What you need to know about Monday’s U.S. economic data: PERSONAL INCOME AND SPENDING (FEBRUARY)
  • Spending rose 0.1 percent for third month after January outlays revised sharply lower from previously reported 0.5 percent gain
  • Inflation-adjusted spending climbed 0.2 percent after no change (previously reported up 0.4 percent)
  • Personal incomes increased 0.2 percent after 0.5 percent advance
  • Saving rate rose to one-year high of 5.4 percent from 5.3 percent
The Takeaway: Consumers remain stingy, taking their income gains and boosting the saving rate to its highest since February 2015. Inflation-adjusted spending on merchandise has declined in each of the last three months, the first time that’s happened in a year. The sum of all the parts: Plenty of Wall Street economists marked down estimates for first-quarter economic growth. Economists at Morgan Stanley moved their tracking estimate for gross domestic product to a 0.6 percent gain from 1 percent, while those at Macroeconomic Advisers took their forecast to 1 percent from 1.5 percent. The Atlanta Fed’s GDPNow estimate was lowered 0.6 percent, down from 1.4 percent. The economy expanded an annualized 1.4 percent in the fourth quarter. PENDING HOME SALES (FEBRUARY)

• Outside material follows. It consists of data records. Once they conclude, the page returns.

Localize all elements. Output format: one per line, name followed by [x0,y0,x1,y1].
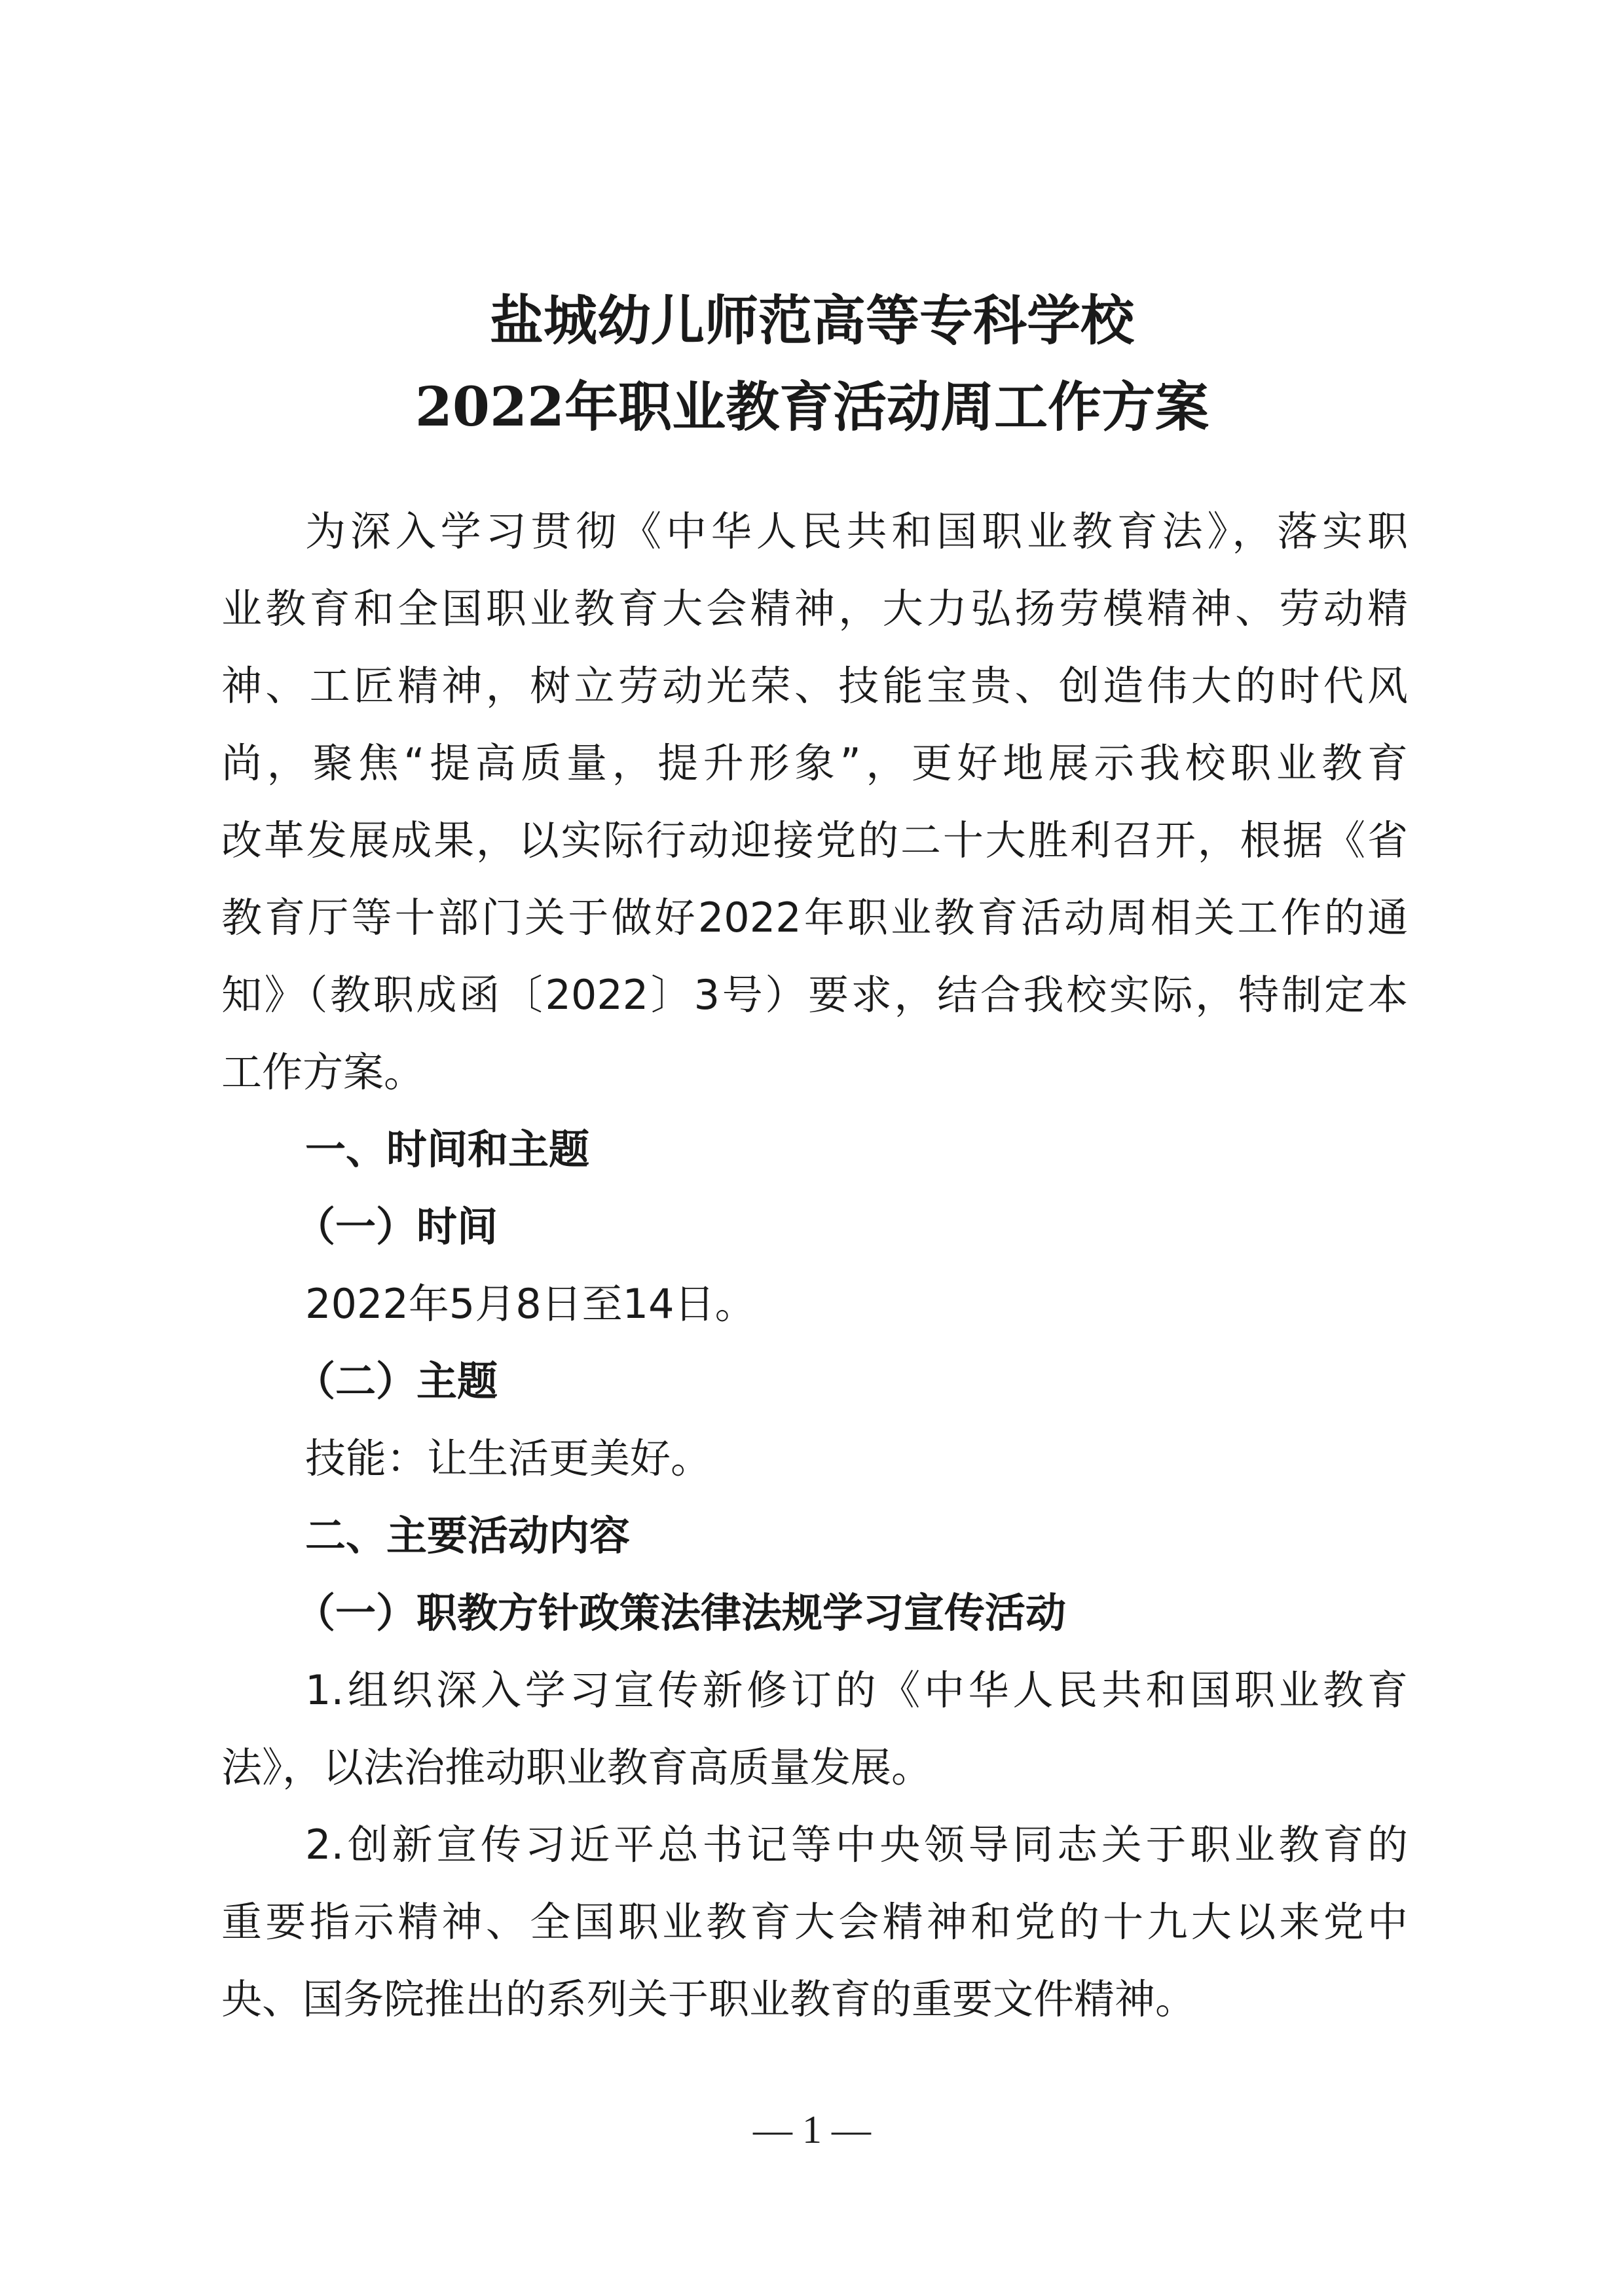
intro-paragraph-line: 知》（教职成函〔2022〕3号）要求，结合我校实际，特制定本 [221,969,1408,1021]
document-title-line-1: 盐城幼儿师范高等专科学校 [0,288,1624,354]
intro-paragraph-line: 工作方案。 [221,1046,1408,1099]
intro-paragraph-line: 神、工匠精神，树立劳动光荣、技能宝贵、创造伟大的时代风 [221,660,1408,712]
item-2-line: 央、国务院推出的系列关于职业教育的重要文件精神。 [221,1973,1408,2026]
item-2-line: 2.创新宣传习近平总书记等中央领导同志关于职业教育的 [305,1819,1408,1871]
section-2-heading: 二、主要活动内容 [305,1510,1408,1562]
section-1-sub-1-text: 2022年5月8日至14日。 [305,1278,1408,1330]
section-2-sub-1-heading: （一）职教方针政策法律法规学习宣传活动 [295,1587,1397,1639]
item-1-line: 1.组织深入学习宣传新修订的《中华人民共和国职业教育 [305,1664,1408,1717]
section-1-sub-2-heading: （二）主题 [295,1355,1397,1408]
page-number: — 1 — [0,2107,1624,2153]
section-1-sub-2-text: 技能：让生活更美好。 [305,1432,1408,1485]
item-2-line: 重要指示精神、全国职业教育大会精神和党的十九大以来党中 [221,1896,1408,1948]
item-1-line: 法》，以法治推动职业教育高质量发展。 [221,1741,1408,1794]
document-title-line-2: 2022年职业教育活动周工作方案 [0,374,1624,440]
intro-paragraph-line: 教育厅等十部门关于做好2022年职业教育活动周相关工作的通 [221,892,1408,944]
document-page: 盐城幼儿师范高等专科学校 2022年职业教育活动周工作方案 为深入学习贯彻《中华… [0,0,1624,2296]
intro-paragraph-line: 尚，聚焦“提高质量，提升形象”，更好地展示我校职业教育 [221,737,1408,790]
intro-paragraph-line: 为深入学习贯彻《中华人民共和国职业教育法》，落实职 [305,505,1408,558]
section-1-sub-1-heading: （一）时间 [295,1201,1397,1253]
intro-paragraph-line: 改革发展成果，以实际行动迎接党的二十大胜利召开，根据《省 [221,814,1408,867]
intro-paragraph-line: 业教育和全国职业教育大会精神，大力弘扬劳模精神、劳动精 [221,583,1408,635]
section-1-heading: 一、时间和主题 [305,1123,1408,1176]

  • Contract signings climbed 3.5 percent (forecast was for 1.2 percent gain), most in a year after 3 percent decrease
  • Three of four regions posted increases in February
  • Rose 5.1 percent from year earlier
  • Index of pending sales advanced to 109.1, the highest since July
The Takeaway: The forward-looking figures bode well for the industry, especially given how choppy the data have been in this latest round of housing reports. The monthly gain exceeded all economists’ forecasts. Most of the increase came from strength in the Midwest, where contract signings climbed by the most since December 2008. Pending home sales track when purchases contracts are signed, while the more closely followed existing-home sales data are tabulated when a contract closes a month or two later. As such, “the stronger-than-expected rebound in February pending sales indicates some modest upside for existing sales in the coming two to three months,” Barclays Plc economist Jesse Hurwitz wrote in a note to clients. ADVANCED GOODS TRADE DEFICIT (FEBRUARY)

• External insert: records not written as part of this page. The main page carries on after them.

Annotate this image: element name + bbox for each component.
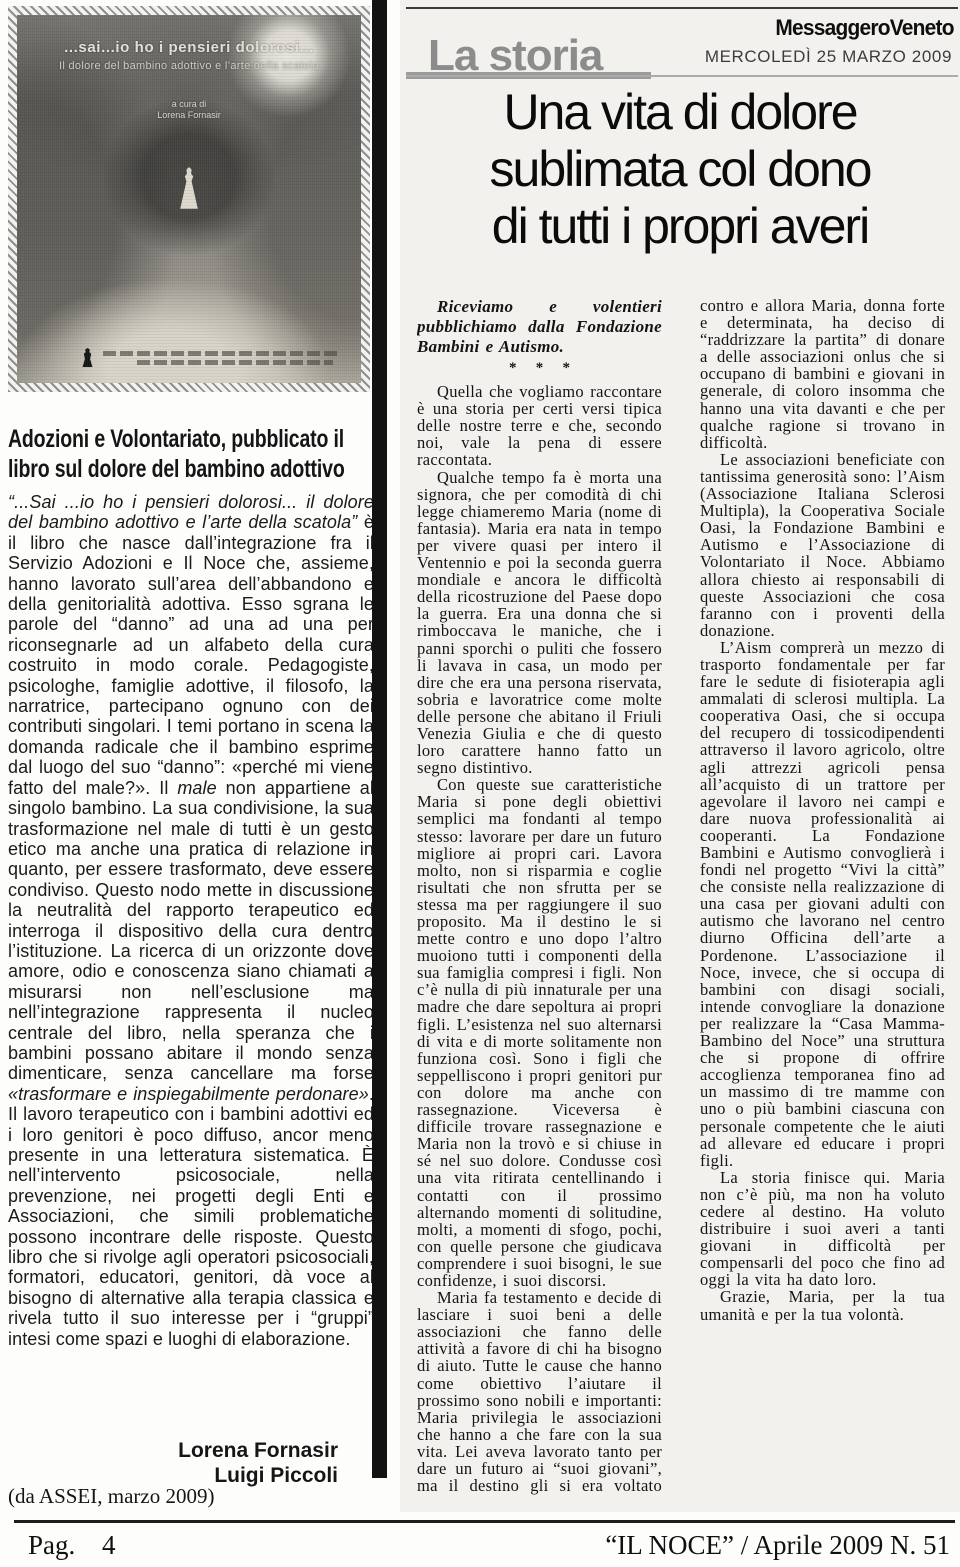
cover-figure-illustration	[176, 167, 202, 209]
article-paragraph: Qualche tempo fa è morta una signora, ch…	[417, 469, 662, 777]
text-segment: è il libro che nasce dall’integrazione f…	[8, 512, 374, 797]
left-article-body: “...Sai ...io ho i pensieri dolorosi... …	[8, 492, 374, 1424]
newspaper-dateline: MERCOLEDÌ 25 MARZO 2009	[705, 47, 952, 67]
left-article-heading: Adozioni e Volontariato, pubblicato il l…	[8, 424, 373, 484]
footer-page-number: 4	[102, 1530, 116, 1561]
article-intro: Riceviamo e volentieri pubblichiamo dall…	[417, 297, 662, 357]
caption-text-bar	[103, 351, 339, 356]
source-note: (da ASSEI, marzo 2009)	[8, 1484, 214, 1509]
article-body: Riceviamo e volentieri pubblichiamo dall…	[417, 297, 945, 1495]
article-paragraph: Con queste sue caratteristiche Maria si …	[417, 776, 662, 1289]
article-paragraph: Quella che vogliamo raccontare è una sto…	[417, 383, 662, 468]
section-separator: * * *	[417, 360, 662, 377]
footer-page-label: Pag.	[28, 1530, 75, 1561]
book-cover-artwork: ...sai...io ho i pensieri dolorosi... Il…	[17, 15, 361, 383]
book-cover-image: ...sai...io ho i pensieri dolorosi... Il…	[8, 6, 370, 392]
signature-block: Lorena FornasirLuigi Piccoli	[8, 1438, 338, 1488]
text-segment: . Il lavoro terapeutico con i bambini ad…	[8, 1084, 374, 1349]
article-paragraph: Le associazioni beneficiate con tantissi…	[700, 451, 945, 639]
caption-text-bar	[137, 360, 333, 365]
article-paragraph: La storia finisce qui. Maria non c’è più…	[700, 1169, 945, 1289]
footer-rule	[14, 1520, 955, 1523]
article-paragraph: L’Aism comprerà un mezzo di trasporto fo…	[700, 639, 945, 1169]
clipping-top-rule	[406, 7, 958, 9]
column-divider-bar	[372, 0, 387, 1478]
book-cover-subtitle: Il dolore del bambino adottivo e l’arte …	[17, 60, 361, 72]
text-segment: «trasformare e inspiegabilmente perdonar…	[8, 1084, 369, 1104]
text-segment: “...Sai ...io ho i pensieri dolorosi... …	[8, 492, 374, 532]
text-segment: non appartiene al singolo bambino. La su…	[8, 778, 374, 1084]
footer-issue-label: “IL NOCE” / Aprile 2009 N. 51	[605, 1530, 950, 1561]
text-segment: male	[177, 778, 216, 798]
book-cover-title: ...sai...io ho i pensieri dolorosi...	[17, 39, 361, 56]
newspaper-masthead: MessaggeroVeneto	[776, 15, 954, 41]
kicker-underline-thin	[406, 75, 958, 77]
article-paragraph: Grazie, Maria, per la tua umanità e per …	[700, 1288, 945, 1322]
cover-child-silhouette-icon	[81, 348, 94, 367]
newspaper-clipping: MessaggeroVeneto La storia MERCOLEDÌ 25 …	[400, 0, 960, 1512]
article-paragraphs: Quella che vogliamo raccontare è una sto…	[417, 297, 945, 1495]
book-cover-credit: a cura di Lorena Fornasir	[17, 99, 361, 121]
article-headline: Una vita di doloresublimata col donodi t…	[400, 84, 960, 255]
scanned-newsletter-page: ...sai...io ho i pensieri dolorosi... Il…	[0, 0, 960, 1567]
cover-caption-illegible	[103, 347, 339, 365]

  • Widened to $62.9 billion (forecast was $62.2 billion) from $62.4 billion
  • Goods imports rose to $181.6 billion from $178.8 billion, reflecting demand for consumer merchandise
  • Exports also climbed, though not as much, to $118.7 billion from $116.4 billion, also led by consumer goods
The Takeaway: Though the trade deficit was the widest in six months, the increases in imports (the biggest since August) and exports (the first since September) signal global demand is stabilizing. Nonetheless, a bigger gap subtracts from U.S. economic growth. The report is a preliminary read before more updated data including services are released on April 5.